Investigating Associational Biases in Inter-Model Communication of Large Generative Models

Social bias in generative AI can manifest not only as performance disparities but also as associational bias, whereby models learn and reproduce stereotypical associations between concepts and demographic groups, even in the absence of explicit demographic information (e.g., associating doctors with men). These associations can persist, propagate, and potentially amplify across repeated exchanges in inter-model communication pipelines, where one generative model's output becomes another's input. This is especially salient for human-centred perception tasks, such as human activity recognition and affect prediction, where inferences about behaviour and internal states can lead to errors or stereotypical associations that propagate into unequal treatment. In this work, focusing on human activity and affective expression, we study how such associations evolve within an inter-model communication pipeline that alternates between image generation and image description. Using the RAF-DB and PHASE datasets, we quantify demographic distribution drift induced by model-to-model information exchange and assess whether these drifts are systematic using an explainability pipeline. Our results reveal demographic drifts toward younger representations for both actions and emotions, as well as toward more female-presenting representations, primarily for emotions. We further find evidence that some predictions are supported by spurious visual regions (e.g., background or hair) rather than concept-relevant cues (e.g., body or face). We also examine whether these demographic drifts translate into measurable differences in downstream behaviour, i.e., while predicting activity and emotion labels. Finally, we outline mitigation strategies spanning data-centric, training and deployment interventions, and emphasise the need for careful safeguards when deploying interconnected models in human-centred AI systems.

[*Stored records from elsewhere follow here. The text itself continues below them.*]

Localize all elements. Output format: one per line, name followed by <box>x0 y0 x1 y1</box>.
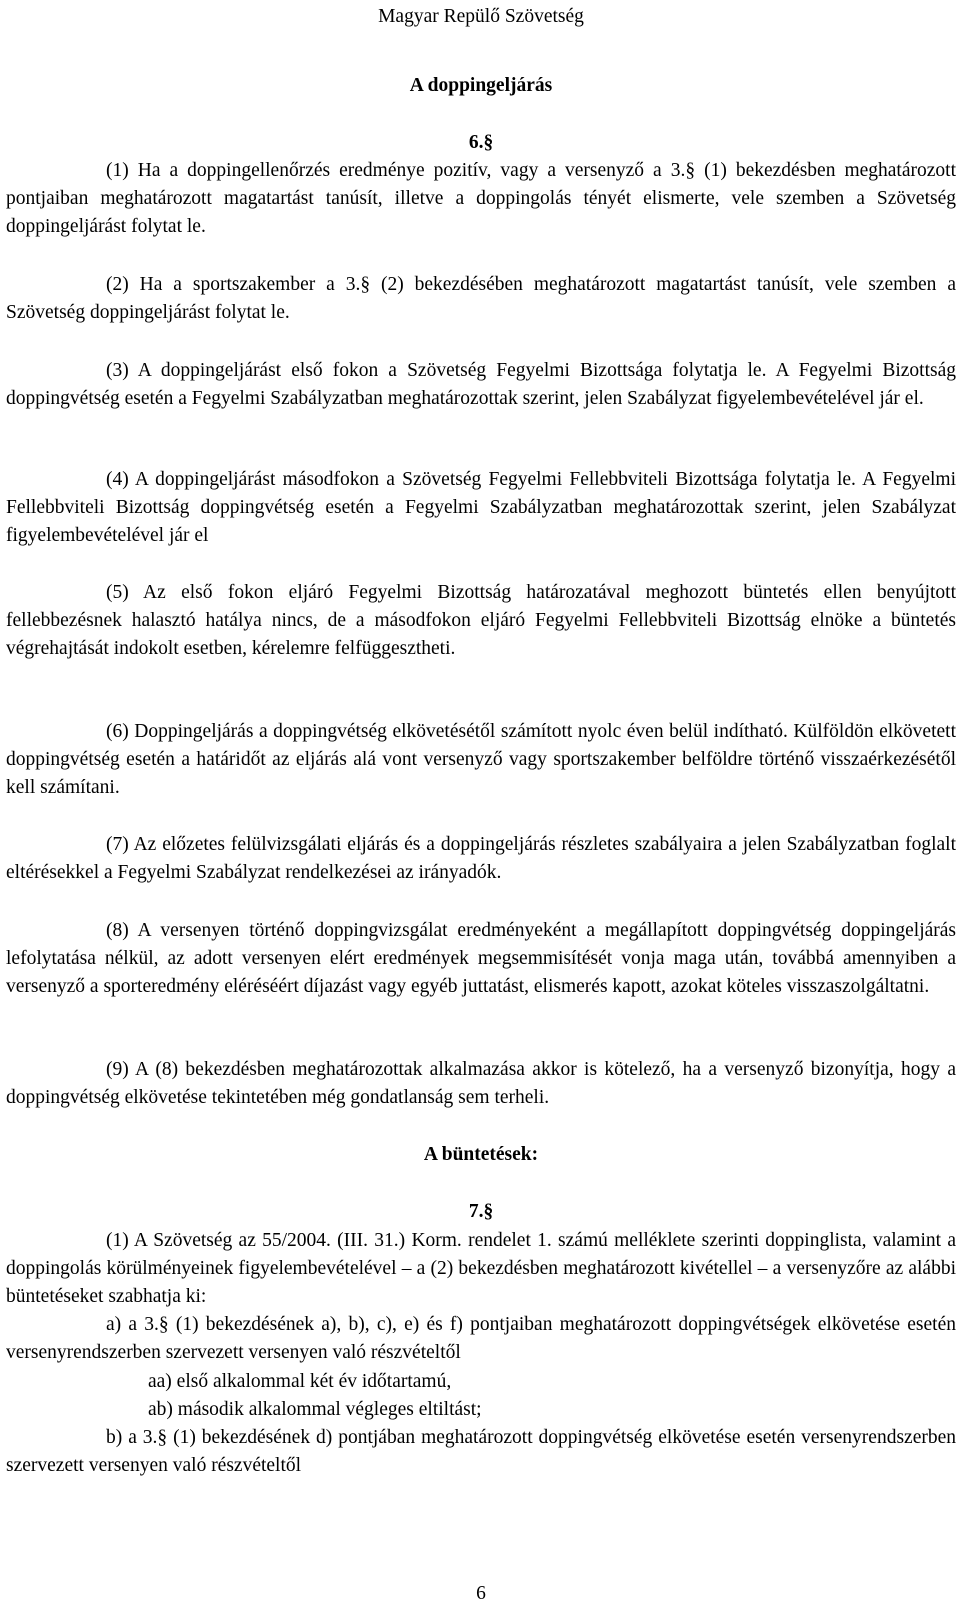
page-number: 6 <box>476 1583 486 1604</box>
paragraph-6-1: (1) Ha a doppingellenőrzés eredménye pozitív, vagy a versenyző a 3.§ (1) bekezdésben meghatározott pontjaiban meghatározott magatartást tanúsít, illetve a doppingolás tényét elismerte, vele szemben a Szövetség doppingeljárást folytat le. <box>6 160 956 237</box>
paragraph-6-4: (4) A doppingeljárást másodfokon a Szövetség Fegyelmi Fellebbviteli Bizottsága folytatja le. A Fegyelmi Fellebbviteli Bizottság doppingvétség esetén a Fegyelmi Szabályzatban meghatározottak szerint, jelen Szabályzat figyelembevételével jár el <box>6 469 956 546</box>
paragraph-7-1: (1) A Szövetség az 55/2004. (III. 31.) Korm. rendelet 1. számú melléklete szerinti doppinglista, valamint a doppingolás körülményeinek figyelembevételével – a (2) bekezdésben meghatározott kivétellel – a versenyzőre az alábbi büntetéseket szabhatja ki: <box>6 1230 956 1307</box>
paragraph-6-3: (3) A doppingeljárást első fokon a Szövetség Fegyelmi Bizottsága folytatja le. A Fegyelmi Bizottság doppingvétség esetén a Fegyelmi Szabályzatban meghatározottak szerint, jelen Szabályzat figyelembevételével jár el. <box>6 360 956 409</box>
section-title-penalties: A büntetések: <box>423 1144 539 1165</box>
list-item-b: b) a 3.§ (1) bekezdésének d) pontjában meghatározott doppingvétség elkövetése esetén versenyrendszerben szervezett versenyen való részvételtől <box>6 1427 956 1476</box>
section-number-6: 6.§ <box>468 132 494 153</box>
list-item-aa: aa) első alkalommal két év időtartamú, <box>148 1371 452 1392</box>
list-item-ab: ab) második alkalommal végleges eltiltást; <box>148 1399 482 1420</box>
paragraph-6-5: (5) Az első fokon eljáró Fegyelmi Bizottság határozatával meghozott büntetés ellen benyújtott fellebbezésnek halasztó hatálya nincs, de a másodfokon eljáró Fegyelmi Fellebbviteli Bizottság elnöke a büntetés végrehajtását indokolt esetben, kérelemre felfüggesztheti. <box>6 582 956 659</box>
paragraph-6-8: (8) A versenyen történő doppingvizsgálat eredményeként a megállapított doppingvétség doppingeljárás lefolytatása nélkül, az adott versenyen elért eredmények megsemmisítését vonja maga után, továbbá amennyiben a versenyző a sporteredmény eléréséért díjazást vagy egyéb juttatást, elismerés kapott, azokat köteles visszaszolgáltatni. <box>6 920 956 997</box>
paragraph-6-7: (7) Az előzetes felülvizsgálati eljárás és a doppingeljárás részletes szabályaira a jelen Szabályzatban foglalt eltérésekkel a Fegyelmi Szabályzat rendelkezései az irányadók. <box>6 834 956 883</box>
paragraph-6-2: (2) Ha a sportszakember a 3.§ (2) bekezdésében meghatározott magatartást tanúsít, vele szemben a Szövetség doppingeljárást folytat le. <box>6 274 956 323</box>
page-header: Magyar Repülő Szövetség <box>378 6 584 27</box>
paragraph-6-6: (6) Doppingeljárás a doppingvétség elkövetésétől számított nyolc éven belül indítható. Külföldön elkövetett doppingvétség esetén a határidőt az eljárás alá vont versenyző vagy sportszakember belföldre történő visszaérkezésétől kell számítani. <box>6 721 956 798</box>
section-title-doping-procedure: A doppingeljárás <box>409 75 553 96</box>
paragraph-6-9: (9) A (8) bekezdésben meghatározottak alkalmazása akkor is kötelező, ha a versenyző bizonyítja, hogy a doppingvétség elkövetése tekintetében még gondatlanság sem terheli. <box>6 1059 956 1108</box>
list-item-a: a) a 3.§ (1) bekezdésének a), b), c), e) és f) pontjaiban meghatározott doppingvétségek elkövetése esetén versenyrendszerben szervezett versenyen való részvételtől <box>6 1314 956 1363</box>
section-number-7: 7.§ <box>468 1201 494 1222</box>
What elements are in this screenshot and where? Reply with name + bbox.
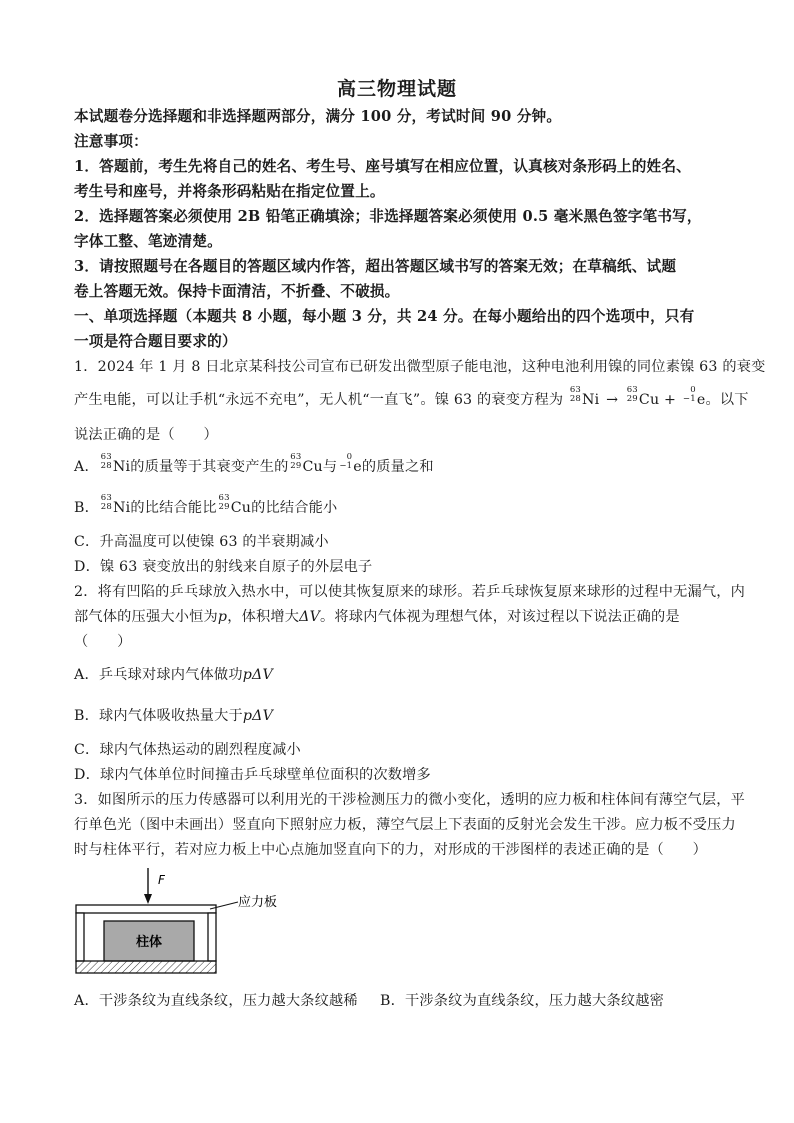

翻译：生成式人工智能中的社会偏见不仅表现为性能差异，还可体现为关联性偏见——即使在没有明确人口统计信息的情况下，模型仍能学习并再现概念与人口群体之间的刻板关联（例如将医生与男性关联）。在模型间通信管道中，当某个生成模型的输出成为另一模型的输入时，这些关联可能在反复交换过程中持续存在、传播甚至放大。这对于以人为中心的感知任务（如人类活动识别与情感预测）尤为显著，因为对行为及内在状态的推断可能导致错误或刻板关联，进而引发不平等待遇。本研究聚焦人类活动与情感表达，探究此类关联在图像生成与图像描述交替进行的模型间通信管道中如何演变。基于RAF-DB和PHASE数据集，我们量化了模型间信息交换引发的人口统计分布漂移，并通过可解释性管道评估这些漂移是否具有系统性。研究结果显示：在动作与情感识别中均出现向年轻化表征的人口统计漂移；情感识别中还呈现向女性化表征的漂移。进一步研究发现，部分预测依赖于虚假视觉区域（如背景或头发）而非概念相关线索（如身体或面部）。我们还检验了这些人口统计漂移是否转化为下游行为中的可测量差异（即预测活动与情感标签时）。最后，我们提出涵盖数据层面、训练阶段与部署阶段的缓解策略，并强调在以人为中心的人工智能系统中部署互联模型时需建立审慎的防护机制。